Menunda Beton, Mengamankan Piring
Dalam situasi krisis, pembangunan infrastruktur fisik seperti jalan tol seharusnya bisa direm. Proyek-proyek multi-years atau tahun jamak ini bukanlah kebutuhan darurat yang menentukan hidup mati rakyat hari ini. Menunda kelanjutan beberapa ruas tol akan memberi ruang bernapas bagi pemerintah untuk mempertebal kantong cadangan fiskal.
Di sisi lain, program sosial yang menyentuh akar rumput, seperti Makan Bergizi Gratis (MBG), tidak boleh ditawar. Karena MBG masuk dalam klaster mandatory spending pendidikan, ia adalah amanat konstitusi untuk investasi sumber daya manusia. Namun, program baru lainnya seperti Koperasi Desa/Kelurahan Merah Putih patut dikaji ulang urgensinya di tengah cekikan subsidi energi yang membengkak.
Lemak Subsidi yang Salah Sasaran
Masalah klasik yang kembali menghantui adalah subsidi energi. Sudah menjadi rahasia umum bahwa subsidi LPG 3 kg dan BBM sering kali dinikmati oleh kelompok mampu dan industri. Said Abdullah menyoroti distribusi LPG 8,6 juta metrik ton yang masih dijual terbuka, padahal aturannya mewajibkan distribusi tertutup.
”Seharusnya pakai fingerprint atau lebih canggih pakai retina mata. Saya yakin (kebutuhan riil) paling sekitar 5,5 juta metrik ton maksimal,” — Said Abdullah.

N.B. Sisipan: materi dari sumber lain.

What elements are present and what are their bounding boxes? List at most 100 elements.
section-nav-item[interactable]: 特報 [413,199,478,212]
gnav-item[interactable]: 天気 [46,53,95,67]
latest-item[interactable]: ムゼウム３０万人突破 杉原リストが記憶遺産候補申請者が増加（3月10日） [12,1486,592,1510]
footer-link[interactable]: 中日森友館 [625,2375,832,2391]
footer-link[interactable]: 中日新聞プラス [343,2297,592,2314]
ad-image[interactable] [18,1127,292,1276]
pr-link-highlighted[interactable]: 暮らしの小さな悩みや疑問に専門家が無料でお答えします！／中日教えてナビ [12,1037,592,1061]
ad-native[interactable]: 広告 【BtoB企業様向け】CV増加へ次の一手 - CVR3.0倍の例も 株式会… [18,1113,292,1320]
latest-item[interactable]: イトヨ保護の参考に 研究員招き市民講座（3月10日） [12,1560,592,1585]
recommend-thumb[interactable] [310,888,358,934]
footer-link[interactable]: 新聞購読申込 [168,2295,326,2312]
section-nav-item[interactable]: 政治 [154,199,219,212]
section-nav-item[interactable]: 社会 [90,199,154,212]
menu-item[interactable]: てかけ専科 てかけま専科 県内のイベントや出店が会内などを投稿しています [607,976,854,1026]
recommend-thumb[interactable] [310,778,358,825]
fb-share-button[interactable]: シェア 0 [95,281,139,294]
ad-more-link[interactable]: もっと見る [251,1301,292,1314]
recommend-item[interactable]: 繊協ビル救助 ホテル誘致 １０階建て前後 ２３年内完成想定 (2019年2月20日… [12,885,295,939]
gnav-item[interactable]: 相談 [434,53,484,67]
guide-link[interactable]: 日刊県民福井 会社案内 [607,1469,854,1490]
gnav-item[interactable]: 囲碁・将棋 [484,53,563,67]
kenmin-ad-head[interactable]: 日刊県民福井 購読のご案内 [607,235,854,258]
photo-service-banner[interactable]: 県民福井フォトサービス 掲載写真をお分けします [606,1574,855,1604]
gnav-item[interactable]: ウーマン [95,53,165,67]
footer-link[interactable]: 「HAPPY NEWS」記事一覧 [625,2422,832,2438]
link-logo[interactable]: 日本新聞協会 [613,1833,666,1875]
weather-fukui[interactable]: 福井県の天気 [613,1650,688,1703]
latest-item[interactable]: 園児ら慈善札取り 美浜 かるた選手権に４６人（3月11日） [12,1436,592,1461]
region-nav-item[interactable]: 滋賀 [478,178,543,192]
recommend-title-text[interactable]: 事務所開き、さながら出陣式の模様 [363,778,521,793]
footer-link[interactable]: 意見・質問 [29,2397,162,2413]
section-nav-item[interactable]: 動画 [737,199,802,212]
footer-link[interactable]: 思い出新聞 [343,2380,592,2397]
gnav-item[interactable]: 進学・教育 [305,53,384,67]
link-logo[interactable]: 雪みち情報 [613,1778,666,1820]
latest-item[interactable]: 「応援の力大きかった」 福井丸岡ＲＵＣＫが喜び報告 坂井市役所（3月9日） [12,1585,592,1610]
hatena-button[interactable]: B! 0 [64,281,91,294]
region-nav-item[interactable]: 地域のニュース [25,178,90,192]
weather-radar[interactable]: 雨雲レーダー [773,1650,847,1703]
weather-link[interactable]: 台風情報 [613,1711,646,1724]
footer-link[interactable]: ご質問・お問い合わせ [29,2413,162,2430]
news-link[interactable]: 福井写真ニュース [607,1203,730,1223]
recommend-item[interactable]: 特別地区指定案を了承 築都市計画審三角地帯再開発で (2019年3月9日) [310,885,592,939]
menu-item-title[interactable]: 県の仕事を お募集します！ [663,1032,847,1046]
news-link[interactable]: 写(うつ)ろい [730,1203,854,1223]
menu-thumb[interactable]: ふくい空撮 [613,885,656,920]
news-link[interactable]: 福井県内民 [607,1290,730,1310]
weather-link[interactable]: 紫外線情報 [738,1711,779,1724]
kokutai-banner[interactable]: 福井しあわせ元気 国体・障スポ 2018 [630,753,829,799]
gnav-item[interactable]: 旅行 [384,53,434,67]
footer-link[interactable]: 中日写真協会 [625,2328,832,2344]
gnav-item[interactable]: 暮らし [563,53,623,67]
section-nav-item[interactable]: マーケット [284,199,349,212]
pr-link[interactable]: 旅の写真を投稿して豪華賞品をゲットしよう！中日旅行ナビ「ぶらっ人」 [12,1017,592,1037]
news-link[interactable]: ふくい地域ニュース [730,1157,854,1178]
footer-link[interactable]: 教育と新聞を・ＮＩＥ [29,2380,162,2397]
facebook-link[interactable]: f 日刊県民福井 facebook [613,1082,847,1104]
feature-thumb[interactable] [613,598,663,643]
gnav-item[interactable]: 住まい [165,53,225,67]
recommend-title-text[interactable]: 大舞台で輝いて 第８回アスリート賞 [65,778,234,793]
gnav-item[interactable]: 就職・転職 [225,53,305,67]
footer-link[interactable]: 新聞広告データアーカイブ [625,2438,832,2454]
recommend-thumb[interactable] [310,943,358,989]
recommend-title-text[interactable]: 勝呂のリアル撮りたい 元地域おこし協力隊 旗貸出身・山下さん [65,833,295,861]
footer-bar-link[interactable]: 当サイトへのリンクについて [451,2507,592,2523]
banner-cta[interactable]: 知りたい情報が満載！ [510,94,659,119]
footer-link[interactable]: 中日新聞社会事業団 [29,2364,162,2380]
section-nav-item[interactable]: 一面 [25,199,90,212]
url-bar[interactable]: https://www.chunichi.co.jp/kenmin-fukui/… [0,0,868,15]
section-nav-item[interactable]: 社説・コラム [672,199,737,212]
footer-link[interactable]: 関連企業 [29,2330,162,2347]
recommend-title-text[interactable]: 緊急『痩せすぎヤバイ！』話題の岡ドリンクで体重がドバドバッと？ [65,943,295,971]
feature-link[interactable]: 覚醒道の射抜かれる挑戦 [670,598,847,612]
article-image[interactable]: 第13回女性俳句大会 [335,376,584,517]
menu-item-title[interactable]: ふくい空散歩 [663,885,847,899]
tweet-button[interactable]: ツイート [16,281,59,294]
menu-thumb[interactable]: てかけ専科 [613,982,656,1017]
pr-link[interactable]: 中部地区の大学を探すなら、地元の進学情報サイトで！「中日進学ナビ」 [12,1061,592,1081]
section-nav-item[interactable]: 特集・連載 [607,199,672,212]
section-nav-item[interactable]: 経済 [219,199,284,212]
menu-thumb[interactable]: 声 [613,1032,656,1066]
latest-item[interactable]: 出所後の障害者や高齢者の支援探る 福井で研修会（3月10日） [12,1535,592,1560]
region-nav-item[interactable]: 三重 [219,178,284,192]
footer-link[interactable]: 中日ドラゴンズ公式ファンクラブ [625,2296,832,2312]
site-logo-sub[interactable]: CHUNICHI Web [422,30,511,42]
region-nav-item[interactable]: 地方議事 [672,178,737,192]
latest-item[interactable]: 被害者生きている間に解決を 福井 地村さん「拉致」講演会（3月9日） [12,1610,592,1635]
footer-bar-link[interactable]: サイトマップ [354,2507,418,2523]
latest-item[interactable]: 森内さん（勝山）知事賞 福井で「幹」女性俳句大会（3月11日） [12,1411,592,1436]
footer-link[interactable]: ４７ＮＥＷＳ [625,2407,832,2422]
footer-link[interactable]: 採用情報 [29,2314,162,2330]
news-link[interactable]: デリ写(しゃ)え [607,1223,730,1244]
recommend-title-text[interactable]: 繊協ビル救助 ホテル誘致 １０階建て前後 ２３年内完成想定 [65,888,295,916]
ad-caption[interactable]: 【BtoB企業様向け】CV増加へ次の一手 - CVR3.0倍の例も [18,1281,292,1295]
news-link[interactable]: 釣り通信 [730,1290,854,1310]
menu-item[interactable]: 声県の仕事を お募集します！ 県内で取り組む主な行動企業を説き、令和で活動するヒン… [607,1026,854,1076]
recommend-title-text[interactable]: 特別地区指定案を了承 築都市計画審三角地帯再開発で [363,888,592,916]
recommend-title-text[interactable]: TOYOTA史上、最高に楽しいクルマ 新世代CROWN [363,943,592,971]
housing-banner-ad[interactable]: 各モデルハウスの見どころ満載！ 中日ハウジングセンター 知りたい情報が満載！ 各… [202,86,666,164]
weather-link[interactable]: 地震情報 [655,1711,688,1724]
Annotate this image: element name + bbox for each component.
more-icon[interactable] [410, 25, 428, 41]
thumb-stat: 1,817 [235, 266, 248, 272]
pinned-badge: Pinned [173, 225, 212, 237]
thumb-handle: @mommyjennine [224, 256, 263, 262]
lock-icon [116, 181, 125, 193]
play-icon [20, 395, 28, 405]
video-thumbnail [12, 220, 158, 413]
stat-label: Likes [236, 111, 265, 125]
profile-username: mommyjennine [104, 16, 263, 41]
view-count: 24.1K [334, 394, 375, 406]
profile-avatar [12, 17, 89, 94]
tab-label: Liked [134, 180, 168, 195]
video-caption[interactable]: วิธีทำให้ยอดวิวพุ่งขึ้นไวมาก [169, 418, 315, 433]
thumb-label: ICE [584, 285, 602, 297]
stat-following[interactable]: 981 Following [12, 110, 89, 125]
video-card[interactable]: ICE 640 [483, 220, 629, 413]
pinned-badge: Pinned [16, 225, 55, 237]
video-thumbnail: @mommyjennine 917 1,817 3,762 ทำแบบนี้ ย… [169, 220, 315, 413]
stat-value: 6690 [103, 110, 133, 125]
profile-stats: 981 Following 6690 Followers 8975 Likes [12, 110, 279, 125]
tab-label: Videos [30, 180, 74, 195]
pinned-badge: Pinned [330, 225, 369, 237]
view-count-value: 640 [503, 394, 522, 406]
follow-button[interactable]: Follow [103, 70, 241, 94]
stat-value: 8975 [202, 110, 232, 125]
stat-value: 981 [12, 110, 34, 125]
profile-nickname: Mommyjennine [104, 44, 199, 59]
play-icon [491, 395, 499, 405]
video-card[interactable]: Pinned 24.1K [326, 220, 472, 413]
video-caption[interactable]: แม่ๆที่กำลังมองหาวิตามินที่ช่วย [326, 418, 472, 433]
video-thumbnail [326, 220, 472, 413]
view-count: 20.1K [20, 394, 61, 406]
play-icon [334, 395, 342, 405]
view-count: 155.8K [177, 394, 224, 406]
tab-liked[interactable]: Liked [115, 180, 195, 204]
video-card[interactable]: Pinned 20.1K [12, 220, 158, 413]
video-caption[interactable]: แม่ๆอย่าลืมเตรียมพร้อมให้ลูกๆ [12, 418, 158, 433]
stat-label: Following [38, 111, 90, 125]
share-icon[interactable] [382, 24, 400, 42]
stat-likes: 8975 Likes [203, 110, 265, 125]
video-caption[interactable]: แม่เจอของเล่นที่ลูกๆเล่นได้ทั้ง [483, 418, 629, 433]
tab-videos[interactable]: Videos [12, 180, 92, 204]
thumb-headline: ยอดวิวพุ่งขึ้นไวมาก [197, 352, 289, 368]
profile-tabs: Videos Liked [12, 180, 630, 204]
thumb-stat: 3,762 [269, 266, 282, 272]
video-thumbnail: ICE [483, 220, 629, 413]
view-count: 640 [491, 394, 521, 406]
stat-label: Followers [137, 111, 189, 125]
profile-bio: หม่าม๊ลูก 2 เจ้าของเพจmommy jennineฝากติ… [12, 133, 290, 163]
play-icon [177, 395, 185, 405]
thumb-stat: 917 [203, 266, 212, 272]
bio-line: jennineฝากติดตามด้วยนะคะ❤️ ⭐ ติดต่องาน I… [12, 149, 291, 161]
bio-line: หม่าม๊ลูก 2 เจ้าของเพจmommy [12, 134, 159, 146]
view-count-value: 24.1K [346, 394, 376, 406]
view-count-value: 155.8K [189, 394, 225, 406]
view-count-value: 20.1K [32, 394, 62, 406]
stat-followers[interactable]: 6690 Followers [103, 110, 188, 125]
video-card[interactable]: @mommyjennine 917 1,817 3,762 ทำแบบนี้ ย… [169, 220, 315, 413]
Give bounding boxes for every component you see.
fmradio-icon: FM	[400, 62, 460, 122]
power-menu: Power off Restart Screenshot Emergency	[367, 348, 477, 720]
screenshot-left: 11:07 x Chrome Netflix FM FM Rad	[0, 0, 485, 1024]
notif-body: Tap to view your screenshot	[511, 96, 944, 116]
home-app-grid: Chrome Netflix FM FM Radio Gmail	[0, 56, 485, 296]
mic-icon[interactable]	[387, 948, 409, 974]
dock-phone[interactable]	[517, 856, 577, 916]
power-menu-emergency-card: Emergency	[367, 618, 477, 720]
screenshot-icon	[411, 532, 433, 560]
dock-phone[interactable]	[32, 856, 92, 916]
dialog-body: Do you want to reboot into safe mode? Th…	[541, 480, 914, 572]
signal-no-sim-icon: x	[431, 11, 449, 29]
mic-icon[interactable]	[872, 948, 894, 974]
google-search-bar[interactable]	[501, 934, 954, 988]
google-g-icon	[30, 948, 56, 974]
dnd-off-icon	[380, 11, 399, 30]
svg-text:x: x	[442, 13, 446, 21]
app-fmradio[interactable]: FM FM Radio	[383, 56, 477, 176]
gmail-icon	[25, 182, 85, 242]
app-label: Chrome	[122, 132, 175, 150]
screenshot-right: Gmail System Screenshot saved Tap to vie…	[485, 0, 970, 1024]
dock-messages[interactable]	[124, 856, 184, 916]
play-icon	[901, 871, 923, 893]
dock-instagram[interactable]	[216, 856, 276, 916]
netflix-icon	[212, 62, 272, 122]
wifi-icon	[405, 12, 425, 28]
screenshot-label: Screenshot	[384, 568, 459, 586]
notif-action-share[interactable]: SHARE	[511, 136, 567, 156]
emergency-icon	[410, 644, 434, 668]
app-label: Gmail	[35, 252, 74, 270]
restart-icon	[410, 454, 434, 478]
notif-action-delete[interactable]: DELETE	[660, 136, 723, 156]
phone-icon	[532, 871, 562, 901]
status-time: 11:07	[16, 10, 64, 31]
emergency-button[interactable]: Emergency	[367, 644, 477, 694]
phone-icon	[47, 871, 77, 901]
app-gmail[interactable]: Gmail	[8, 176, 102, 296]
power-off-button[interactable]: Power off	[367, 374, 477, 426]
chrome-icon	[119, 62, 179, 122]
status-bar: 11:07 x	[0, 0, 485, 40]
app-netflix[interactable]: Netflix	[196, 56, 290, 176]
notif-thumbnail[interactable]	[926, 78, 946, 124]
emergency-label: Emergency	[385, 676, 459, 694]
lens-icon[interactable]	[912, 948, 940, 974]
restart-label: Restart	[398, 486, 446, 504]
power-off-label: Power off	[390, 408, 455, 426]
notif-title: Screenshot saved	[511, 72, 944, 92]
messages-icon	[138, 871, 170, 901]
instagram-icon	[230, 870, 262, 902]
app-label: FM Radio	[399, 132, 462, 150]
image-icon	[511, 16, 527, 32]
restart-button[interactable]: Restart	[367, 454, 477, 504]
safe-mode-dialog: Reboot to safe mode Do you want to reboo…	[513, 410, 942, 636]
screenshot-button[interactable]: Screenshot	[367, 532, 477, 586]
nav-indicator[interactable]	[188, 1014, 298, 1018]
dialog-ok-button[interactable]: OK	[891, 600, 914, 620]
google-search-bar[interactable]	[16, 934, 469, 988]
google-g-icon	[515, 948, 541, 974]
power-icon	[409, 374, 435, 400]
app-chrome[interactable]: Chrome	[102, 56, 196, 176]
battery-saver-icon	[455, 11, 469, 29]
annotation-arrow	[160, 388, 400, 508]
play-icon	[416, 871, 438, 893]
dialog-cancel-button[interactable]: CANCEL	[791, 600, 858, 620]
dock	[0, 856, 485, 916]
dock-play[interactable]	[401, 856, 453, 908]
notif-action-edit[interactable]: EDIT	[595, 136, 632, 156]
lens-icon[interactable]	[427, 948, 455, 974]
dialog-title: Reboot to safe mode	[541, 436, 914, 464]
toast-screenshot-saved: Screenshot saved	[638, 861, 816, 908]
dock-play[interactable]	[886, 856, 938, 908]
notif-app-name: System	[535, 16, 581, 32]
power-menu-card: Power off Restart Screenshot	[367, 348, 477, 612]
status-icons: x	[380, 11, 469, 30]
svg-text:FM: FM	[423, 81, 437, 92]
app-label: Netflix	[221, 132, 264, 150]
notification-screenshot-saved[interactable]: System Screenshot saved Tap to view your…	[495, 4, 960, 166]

Inovasi teknologi untuk memverifikasi penerima subsidi bukan lagi sebuah kemewahan, melainkan keharusan untuk membuang “lemak” APBN yang tidak perlu. Tanpa sistem yang ketat, anggaran negara hanya akan terbakar sia-sia di knalpot kendaraan mewah dan dapur kalangan atas.
Alarm dari Senayan
Peringatan juga datang dari Komisi IV DPR melalui M. Sarmuji. Lonjakan dolar AS bukan hanya soal harga BBM, tapi juga beban utang luar negeri yang membengkak saat dikonversi ke rupiah. Ini adalah beban ganda: belanja subsidi naik, biaya membayar utang pun melejit.
Menteri Keuangan Purbaya Yudhi Sadewa tidak boleh “asyik sendiri”. Simulasi berbagai skenario terburuk harus segera dipaparkan secara transparan kepada publik dan parlemen. Koordinasi antarlembaga menjadi kunci agar mitigasi fiskal tidak dilakukan secara sporadis dan terlambat.
Kesimpulannya, pemerintah harus berhenti bersikap optimis buta. APBN 2026 memerlukan disiplin yang keras. Menunda proyek infrastruktur yang belum mendesak dan mendisiplinkan penyaluran subsidi adalah harga mati agar ekonomi nasional tidak ikut meledak bersama mesiu di Timur Tengah.